I am designing a social API system where users can follow and unfollow each other. Currently, I have a user model that looks like this:
sourceId: {
type: Schema.Types.ObjectId,
ref: "user",
required: true,
},
targetId: {
type: Schema.Types.ObjectId,
ref: "user",
required: true,
},
approved: {
type: Boolean,
required: true,
default: true,
},
};
When someone follows another user in the system, I am doing something like this:
const query: any = {
targetId: <some_oid>,
sourceId: <some_oid>,
approved: true
};
await new FollowModel(query).save();
await UserModel.updateOne({ _id: targetId }, { $inc: { followerCount: 1 } });
await UserModel.updateOne({ _id: sourceId }, { $inc: { followingCount: 1 } });
sendSuccess(res, FollowStatus.FOLLOWING);
As you can see, the process is pretty simple.

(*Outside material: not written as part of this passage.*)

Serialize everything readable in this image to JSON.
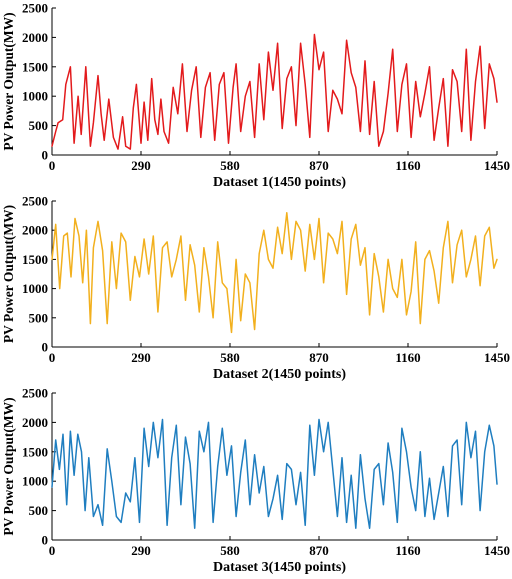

Insert to follow model, increase the following count of the person who sent the request and increase the follower count of the person who is being followed.
But there is a lot of things that could go wrong here, like the insert to follow model succeeded and the follower count got updated, but the updation of following count of the source user failed. I do understand that there is MongoDB transactions that could help with this case, but it looks like they cannot work without replica sets and some complex setup process. Is it even possible to achieve a reliable counting solution in this kind of a simple setup? If so, how? How do large social systems handle this?